Area residents recognize and respond to the need for blood donations so LifeShare Blood Center-Texarkana can sustain its lifesaving missions.

Teri Jo Wisinger, center supervisor of LifeShare Blood Center-Texarkana is grateful that donors have not slowed down since the COVID-19 crisis kicked in.

"We still have the need for blood, that does not change," she said.

"We are in a critical situation nationally. Right now, the American Red Cross is running a campaign encouraging blood donation. Though folks may have a tendency to stay home right now, people are seeing the need for donation and are coming through our door. So we have been very fortunate to be able to keep up our efforts at this time."

Regular donors continue to donate and the campaign and current situation has brought new donors forth.

"We were afraid that being hit with stay-at-home instructions, the curfew and the like, donations would have dropped," Wisinger said. "But we are getting what we needed. And not just here at the center. The drives we've conducted at hospitals, sending out our buses and more, folks have showed up. We are both grateful and pleasantly surprised."

Wisinger notes that there have been a few changes, most notably platelet donation.

Platelets take a long time to gather, comparatively, but with patients who need them staying home, the need has gone down. But LifeShare does need a regular set of donors willing to donate them to ensure they remain available.

"We also are putting an extra amount of emphasis on sanitation, which we always do, but just adding focus," she said. "In the current environment, it is necessary for the safety of both our donors and our staff."

The center has been operating on extended hours for weeks, but donors have stepped it up so much they have been able to return to regular hours.

Donors such as Blake Maynard of Texarkana, Texas, enable LifeShare to make mission.
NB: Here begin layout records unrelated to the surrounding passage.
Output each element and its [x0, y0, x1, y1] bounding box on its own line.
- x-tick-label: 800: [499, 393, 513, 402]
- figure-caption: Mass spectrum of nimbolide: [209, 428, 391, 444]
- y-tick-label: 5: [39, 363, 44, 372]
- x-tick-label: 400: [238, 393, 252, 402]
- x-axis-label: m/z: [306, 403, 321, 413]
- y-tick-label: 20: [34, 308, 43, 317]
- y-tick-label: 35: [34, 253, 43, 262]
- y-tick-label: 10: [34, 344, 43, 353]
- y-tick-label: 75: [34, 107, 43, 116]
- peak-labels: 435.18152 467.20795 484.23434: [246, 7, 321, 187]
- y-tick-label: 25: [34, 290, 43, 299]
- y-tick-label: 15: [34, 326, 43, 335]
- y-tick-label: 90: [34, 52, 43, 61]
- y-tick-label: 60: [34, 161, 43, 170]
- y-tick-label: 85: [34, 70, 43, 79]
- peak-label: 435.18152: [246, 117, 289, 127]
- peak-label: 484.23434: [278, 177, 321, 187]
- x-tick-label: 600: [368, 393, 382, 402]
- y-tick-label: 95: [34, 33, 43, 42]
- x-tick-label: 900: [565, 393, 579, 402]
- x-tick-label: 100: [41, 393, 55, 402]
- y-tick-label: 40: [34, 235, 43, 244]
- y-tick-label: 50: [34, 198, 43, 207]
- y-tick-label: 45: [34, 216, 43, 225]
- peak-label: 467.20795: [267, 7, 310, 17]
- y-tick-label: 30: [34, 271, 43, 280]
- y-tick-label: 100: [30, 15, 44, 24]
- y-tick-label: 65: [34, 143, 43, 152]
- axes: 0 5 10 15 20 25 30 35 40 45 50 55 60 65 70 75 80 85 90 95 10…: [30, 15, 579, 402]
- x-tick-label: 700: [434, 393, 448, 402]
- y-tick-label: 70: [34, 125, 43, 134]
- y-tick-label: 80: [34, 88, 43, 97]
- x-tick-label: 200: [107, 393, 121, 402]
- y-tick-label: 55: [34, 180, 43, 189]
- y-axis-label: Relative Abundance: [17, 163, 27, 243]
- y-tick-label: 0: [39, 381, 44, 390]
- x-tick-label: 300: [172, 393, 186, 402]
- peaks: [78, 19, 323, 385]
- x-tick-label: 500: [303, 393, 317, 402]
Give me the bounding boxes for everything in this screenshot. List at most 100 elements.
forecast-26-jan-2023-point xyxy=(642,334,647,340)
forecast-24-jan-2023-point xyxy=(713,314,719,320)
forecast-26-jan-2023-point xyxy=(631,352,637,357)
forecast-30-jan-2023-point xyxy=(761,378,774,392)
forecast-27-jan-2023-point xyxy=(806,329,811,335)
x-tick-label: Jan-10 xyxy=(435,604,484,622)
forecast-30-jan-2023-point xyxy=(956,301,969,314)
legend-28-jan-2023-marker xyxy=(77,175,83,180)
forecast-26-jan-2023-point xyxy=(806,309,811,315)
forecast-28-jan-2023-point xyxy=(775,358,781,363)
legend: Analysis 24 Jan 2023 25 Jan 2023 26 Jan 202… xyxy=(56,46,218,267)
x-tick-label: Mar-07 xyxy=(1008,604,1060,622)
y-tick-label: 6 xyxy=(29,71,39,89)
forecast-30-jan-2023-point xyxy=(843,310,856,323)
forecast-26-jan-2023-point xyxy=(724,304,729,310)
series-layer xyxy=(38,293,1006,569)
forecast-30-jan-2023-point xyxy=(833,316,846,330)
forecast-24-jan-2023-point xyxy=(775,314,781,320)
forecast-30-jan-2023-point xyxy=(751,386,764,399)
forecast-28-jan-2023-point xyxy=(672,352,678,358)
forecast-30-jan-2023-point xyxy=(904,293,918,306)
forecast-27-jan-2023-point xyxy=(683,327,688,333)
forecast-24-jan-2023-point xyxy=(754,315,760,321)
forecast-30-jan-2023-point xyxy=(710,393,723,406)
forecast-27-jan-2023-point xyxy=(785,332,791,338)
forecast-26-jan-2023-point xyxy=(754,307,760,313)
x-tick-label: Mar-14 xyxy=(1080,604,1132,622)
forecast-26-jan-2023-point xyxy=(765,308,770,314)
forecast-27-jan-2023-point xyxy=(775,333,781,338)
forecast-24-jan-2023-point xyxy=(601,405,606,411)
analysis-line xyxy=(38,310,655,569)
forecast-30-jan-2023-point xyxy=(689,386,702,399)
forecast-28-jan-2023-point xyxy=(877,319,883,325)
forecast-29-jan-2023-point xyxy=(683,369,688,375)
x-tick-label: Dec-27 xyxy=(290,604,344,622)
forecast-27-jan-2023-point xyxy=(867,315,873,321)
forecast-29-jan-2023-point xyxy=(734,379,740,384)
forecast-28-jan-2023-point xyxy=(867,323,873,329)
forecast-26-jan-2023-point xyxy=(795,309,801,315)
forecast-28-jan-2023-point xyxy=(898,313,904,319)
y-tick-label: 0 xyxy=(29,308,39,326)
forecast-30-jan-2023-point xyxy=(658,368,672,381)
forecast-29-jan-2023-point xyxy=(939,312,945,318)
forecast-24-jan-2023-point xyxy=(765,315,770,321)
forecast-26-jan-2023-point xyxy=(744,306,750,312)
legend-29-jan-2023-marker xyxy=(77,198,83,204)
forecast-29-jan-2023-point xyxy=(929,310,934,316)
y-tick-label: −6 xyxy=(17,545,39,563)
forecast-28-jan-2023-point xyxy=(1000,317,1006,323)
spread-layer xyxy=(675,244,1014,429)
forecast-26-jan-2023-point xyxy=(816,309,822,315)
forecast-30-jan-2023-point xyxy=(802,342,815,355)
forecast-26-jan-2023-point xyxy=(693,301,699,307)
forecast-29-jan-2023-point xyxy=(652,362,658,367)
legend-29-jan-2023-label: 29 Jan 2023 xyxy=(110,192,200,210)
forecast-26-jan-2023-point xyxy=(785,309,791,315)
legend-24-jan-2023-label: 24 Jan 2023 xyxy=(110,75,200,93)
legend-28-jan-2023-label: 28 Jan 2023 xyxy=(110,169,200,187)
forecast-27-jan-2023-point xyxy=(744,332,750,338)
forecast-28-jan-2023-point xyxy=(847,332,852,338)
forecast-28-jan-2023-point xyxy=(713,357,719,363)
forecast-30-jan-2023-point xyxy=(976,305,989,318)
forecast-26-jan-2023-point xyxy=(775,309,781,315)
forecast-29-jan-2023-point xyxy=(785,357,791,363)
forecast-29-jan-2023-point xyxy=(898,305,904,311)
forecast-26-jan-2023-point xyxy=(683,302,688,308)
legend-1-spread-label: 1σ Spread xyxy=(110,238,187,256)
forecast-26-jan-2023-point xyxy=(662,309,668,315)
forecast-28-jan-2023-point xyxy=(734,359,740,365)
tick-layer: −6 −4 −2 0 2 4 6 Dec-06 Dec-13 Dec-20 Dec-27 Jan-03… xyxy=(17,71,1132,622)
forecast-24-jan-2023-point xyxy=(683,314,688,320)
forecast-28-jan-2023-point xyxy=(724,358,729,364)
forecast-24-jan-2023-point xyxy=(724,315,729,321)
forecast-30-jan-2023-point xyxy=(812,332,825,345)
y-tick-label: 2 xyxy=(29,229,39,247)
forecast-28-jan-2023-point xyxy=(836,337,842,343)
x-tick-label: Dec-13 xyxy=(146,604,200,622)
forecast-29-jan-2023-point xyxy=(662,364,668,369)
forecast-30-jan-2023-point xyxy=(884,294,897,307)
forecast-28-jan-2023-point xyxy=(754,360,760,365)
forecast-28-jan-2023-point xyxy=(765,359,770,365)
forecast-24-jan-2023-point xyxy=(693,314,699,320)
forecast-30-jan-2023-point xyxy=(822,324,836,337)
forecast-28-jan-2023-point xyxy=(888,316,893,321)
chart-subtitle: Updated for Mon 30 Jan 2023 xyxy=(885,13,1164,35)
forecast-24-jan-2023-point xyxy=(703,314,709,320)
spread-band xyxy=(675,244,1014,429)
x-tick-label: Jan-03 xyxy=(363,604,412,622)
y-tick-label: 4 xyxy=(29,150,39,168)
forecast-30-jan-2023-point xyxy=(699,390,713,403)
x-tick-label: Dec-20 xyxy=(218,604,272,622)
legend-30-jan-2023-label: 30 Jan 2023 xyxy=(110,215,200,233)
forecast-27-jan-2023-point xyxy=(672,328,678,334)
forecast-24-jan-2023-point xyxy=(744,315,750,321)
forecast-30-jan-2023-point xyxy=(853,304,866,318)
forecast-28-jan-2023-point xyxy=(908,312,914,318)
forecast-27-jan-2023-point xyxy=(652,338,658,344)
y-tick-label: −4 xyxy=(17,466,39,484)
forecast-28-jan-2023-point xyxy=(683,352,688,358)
"I don't have any concerns, everyone is taking the needed precautions," he said. "If you are hesitating to donate, I ask why? If it is COVID, you should not be concerned."

Wisinger, who has been in the business 34 years, is appreciative.

"We are grateful to our donors," said Wisinger. "They are giving us everything we need, when we need it. They are still showing up. And we are checking them out to make sure they are in good health, for their own good as well as the safety of the supply."

LifeShare Blood Center needs 1,450 units of red blood cells, 134 units of plasma and 149 units of platelets a month.

Previously United Blood Services, LifeShare has 25 blood donation technicians, administrators and others to ensure this essential service gets done and needy people get the lifesaving substances they need.